Bright Eyes

By Mark Guarino

Bright Eyes played the Riviera Tuesday, a show that buffered the hype and lived up to it. He has two new albums out next Tuesday — one country, one electronic — but the 15-song setlist came mostly from the former, a collection of nice, relaxed country songs that rarely reached fever pitch.

To their credit, the six Bright Eyes musicians played more like a patient ensemble than band. Their role was to provide dulcet color with mandolins, keyboards and pedal steel guitar while Oberst sang of late night romance and its early morning dissolution. While boy genius comparisons to Bob Dylan have stuck with him since his teen years, he is more in the footsteps of Gram Parsons, the psychedelic dreamer from the early ‘70s who introduced country music to a young, urban audience. (Emmylou Harris, Parsons’ former backup singer, sings harmony on the new Bright Eyes album, if just for the endorsement.)

But while his songs had sparks, they were slivers of ideas that hung together but barely. Not as engaged as might be expected, Oberst hardly acknowledged the audience during the show’s 80 minutes and at one point, swung the microphone to the side to sing into the wings. His show ran a glacial pace with moments between songs spent in chitchats with bandmates.

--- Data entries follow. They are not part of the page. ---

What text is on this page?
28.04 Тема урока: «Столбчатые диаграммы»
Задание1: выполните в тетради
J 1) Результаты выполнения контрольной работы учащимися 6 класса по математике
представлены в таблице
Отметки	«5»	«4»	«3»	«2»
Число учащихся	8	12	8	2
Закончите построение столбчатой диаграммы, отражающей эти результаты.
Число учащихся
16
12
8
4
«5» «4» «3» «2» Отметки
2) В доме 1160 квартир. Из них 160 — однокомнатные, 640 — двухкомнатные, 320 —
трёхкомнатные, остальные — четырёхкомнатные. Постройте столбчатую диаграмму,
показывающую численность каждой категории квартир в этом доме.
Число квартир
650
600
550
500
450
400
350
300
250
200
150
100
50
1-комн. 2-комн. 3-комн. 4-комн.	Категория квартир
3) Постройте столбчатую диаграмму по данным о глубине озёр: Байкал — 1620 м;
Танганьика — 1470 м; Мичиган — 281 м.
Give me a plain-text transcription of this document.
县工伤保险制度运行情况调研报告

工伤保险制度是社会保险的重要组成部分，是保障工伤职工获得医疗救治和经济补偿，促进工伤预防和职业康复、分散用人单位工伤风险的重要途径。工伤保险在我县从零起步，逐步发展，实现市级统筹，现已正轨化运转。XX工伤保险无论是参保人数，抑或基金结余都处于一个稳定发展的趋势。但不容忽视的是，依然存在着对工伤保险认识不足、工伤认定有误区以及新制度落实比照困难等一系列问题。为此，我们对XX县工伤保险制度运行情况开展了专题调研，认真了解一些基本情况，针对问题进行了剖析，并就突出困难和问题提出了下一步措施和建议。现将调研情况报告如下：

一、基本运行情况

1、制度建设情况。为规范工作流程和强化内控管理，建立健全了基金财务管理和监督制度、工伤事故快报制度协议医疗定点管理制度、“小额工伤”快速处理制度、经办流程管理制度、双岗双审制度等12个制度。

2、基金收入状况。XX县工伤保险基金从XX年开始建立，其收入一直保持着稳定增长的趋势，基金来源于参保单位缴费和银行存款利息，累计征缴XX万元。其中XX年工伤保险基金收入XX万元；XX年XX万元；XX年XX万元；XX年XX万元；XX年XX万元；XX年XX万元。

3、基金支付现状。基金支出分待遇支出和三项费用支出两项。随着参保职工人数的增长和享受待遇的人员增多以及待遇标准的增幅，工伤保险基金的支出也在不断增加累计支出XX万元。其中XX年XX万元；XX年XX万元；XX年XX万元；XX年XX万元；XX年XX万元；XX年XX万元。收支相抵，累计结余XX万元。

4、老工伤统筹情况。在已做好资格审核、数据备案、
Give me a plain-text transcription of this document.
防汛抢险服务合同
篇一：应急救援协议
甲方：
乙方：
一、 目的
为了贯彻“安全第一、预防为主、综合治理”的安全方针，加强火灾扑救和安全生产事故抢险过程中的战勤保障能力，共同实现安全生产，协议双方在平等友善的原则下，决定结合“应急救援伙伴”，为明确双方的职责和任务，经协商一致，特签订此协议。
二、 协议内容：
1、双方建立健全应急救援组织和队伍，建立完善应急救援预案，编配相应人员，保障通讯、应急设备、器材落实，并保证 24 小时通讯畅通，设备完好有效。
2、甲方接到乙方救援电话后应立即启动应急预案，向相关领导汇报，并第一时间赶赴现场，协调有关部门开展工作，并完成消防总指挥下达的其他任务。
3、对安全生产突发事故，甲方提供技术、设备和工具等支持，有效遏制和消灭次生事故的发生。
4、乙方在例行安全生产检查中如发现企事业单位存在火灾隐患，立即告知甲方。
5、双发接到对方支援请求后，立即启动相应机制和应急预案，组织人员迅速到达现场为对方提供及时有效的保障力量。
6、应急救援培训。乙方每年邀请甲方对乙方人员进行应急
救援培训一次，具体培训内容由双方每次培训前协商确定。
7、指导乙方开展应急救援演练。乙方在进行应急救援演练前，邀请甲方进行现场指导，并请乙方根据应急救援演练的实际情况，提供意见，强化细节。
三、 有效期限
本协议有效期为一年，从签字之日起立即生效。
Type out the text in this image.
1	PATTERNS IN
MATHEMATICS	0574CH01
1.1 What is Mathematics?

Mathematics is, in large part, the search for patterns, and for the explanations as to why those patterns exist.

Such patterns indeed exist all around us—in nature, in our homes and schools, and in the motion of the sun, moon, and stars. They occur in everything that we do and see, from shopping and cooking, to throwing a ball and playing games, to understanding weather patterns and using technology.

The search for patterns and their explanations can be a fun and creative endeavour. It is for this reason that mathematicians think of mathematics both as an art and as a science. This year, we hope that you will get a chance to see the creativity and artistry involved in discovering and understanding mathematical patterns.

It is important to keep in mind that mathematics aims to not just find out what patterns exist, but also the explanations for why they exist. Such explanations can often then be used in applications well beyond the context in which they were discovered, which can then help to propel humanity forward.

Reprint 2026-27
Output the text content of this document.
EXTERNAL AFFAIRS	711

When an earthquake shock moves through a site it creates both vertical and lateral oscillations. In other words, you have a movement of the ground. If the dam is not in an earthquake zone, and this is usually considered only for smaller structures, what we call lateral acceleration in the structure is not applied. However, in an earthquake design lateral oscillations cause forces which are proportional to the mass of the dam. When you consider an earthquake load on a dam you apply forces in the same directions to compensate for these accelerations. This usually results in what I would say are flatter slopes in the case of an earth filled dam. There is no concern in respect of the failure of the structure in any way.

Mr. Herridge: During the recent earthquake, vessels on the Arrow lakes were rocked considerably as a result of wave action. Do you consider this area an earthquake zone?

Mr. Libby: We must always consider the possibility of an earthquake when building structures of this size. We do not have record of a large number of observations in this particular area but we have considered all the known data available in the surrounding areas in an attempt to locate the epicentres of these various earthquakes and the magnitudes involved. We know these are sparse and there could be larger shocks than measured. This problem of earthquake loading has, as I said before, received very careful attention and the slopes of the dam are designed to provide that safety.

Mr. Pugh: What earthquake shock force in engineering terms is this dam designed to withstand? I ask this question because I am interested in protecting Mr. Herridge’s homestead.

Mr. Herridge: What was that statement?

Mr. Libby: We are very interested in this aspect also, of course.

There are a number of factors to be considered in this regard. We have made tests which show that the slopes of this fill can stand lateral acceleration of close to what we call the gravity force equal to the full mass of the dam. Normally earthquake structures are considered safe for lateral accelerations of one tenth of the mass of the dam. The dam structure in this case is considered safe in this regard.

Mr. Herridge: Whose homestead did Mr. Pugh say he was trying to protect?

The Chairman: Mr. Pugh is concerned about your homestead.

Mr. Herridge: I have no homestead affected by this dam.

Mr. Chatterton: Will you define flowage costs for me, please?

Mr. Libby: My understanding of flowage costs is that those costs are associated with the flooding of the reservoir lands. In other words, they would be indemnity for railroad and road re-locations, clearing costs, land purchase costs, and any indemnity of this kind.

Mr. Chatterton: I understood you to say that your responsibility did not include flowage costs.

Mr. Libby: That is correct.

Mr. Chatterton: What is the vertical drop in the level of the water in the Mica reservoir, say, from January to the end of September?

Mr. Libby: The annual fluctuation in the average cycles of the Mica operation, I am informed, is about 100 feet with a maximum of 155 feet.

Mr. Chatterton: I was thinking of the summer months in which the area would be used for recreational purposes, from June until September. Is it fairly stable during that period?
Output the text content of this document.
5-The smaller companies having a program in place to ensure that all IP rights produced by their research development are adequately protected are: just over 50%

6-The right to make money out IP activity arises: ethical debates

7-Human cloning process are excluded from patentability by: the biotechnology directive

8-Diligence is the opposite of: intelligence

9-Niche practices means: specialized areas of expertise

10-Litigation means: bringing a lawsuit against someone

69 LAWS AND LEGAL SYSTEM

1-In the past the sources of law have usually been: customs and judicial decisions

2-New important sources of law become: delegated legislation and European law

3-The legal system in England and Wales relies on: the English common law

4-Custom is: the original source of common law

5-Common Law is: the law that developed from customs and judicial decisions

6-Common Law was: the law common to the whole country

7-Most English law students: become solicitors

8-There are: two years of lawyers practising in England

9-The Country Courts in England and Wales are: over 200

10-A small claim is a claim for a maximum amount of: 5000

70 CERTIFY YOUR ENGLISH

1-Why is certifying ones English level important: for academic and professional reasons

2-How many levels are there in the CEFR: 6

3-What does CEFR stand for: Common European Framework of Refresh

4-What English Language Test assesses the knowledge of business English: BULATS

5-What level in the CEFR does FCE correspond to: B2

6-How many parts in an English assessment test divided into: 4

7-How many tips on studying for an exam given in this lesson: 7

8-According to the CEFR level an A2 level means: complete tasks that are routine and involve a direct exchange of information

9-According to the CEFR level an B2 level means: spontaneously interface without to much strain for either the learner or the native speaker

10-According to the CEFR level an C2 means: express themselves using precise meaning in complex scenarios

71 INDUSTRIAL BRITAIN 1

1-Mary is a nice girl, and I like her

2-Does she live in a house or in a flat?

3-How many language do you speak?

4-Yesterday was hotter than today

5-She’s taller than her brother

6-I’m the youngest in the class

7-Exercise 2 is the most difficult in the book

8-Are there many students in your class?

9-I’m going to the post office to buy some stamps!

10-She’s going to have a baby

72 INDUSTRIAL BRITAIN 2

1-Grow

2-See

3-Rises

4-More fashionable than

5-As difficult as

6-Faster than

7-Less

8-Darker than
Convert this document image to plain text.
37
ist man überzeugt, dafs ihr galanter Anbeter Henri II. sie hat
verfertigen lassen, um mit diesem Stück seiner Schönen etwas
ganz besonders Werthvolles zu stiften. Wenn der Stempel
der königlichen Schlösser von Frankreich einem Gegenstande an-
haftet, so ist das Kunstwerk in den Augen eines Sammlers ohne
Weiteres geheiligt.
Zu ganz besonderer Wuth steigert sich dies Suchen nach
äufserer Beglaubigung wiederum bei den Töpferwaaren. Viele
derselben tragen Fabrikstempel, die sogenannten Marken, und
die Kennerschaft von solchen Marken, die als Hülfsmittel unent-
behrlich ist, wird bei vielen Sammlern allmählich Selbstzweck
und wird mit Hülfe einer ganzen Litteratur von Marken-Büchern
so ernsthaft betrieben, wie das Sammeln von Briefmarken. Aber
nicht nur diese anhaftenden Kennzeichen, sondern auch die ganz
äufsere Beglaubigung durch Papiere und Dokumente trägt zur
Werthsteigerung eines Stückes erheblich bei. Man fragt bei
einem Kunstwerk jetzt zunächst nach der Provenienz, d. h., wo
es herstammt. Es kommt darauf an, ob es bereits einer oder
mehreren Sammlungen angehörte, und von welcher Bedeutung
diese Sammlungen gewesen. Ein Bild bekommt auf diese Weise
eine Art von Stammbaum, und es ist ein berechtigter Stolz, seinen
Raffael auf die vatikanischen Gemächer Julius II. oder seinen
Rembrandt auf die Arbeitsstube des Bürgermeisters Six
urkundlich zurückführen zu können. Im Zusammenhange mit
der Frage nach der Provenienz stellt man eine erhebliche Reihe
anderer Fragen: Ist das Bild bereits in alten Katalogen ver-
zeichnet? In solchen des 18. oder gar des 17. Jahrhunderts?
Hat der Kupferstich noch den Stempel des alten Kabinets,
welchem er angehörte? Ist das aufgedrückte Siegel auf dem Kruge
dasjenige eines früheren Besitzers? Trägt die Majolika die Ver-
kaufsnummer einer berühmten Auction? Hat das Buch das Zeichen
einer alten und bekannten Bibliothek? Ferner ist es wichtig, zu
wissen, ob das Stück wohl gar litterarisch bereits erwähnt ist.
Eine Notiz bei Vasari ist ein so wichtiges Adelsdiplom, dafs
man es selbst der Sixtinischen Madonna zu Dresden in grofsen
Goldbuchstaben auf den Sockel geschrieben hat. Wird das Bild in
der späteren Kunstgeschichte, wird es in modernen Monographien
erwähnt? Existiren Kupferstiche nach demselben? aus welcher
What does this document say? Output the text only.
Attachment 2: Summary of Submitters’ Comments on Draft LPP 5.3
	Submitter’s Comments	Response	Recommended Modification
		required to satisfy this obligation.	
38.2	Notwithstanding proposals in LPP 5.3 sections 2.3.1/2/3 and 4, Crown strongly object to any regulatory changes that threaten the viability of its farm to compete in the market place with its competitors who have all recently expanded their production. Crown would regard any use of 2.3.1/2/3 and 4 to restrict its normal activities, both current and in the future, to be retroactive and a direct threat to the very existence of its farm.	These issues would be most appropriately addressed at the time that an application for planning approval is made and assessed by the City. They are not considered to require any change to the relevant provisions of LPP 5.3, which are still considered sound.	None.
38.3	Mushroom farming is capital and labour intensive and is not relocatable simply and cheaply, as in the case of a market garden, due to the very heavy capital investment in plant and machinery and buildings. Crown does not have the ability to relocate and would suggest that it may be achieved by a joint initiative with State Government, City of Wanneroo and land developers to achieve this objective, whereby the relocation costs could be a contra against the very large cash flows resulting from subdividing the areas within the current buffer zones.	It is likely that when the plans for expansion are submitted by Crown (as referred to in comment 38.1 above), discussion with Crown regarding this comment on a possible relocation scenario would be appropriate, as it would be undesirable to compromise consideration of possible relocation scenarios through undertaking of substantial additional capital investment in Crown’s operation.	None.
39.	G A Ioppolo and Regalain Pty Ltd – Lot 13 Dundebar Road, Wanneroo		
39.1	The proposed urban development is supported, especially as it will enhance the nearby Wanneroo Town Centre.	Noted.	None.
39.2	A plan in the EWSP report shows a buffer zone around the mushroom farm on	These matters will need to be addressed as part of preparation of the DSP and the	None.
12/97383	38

The Dylan comparisons no doubt sparked “When the President Talks to God,” an acoustic blues song he played solo. But if this were Dylan, its message wouldn’t have been so obvious and, come to think of it, there would be no direct message at all.

Oberst flashed pent-up aggression, but only popped his top on the last song, “Road To Joy.” With a childlike melody borrowed from Beethoven’s Ninth, it switched from nursery innocence to distorted guitar squalls, the entire band collapsing and picking itself up again with Oberst bellowing lyrics like “when you’re asked to fight a war that’s over nothing/it’s best to join the side that’s gonna win!” The boldness and anger had arrived, running to catch up.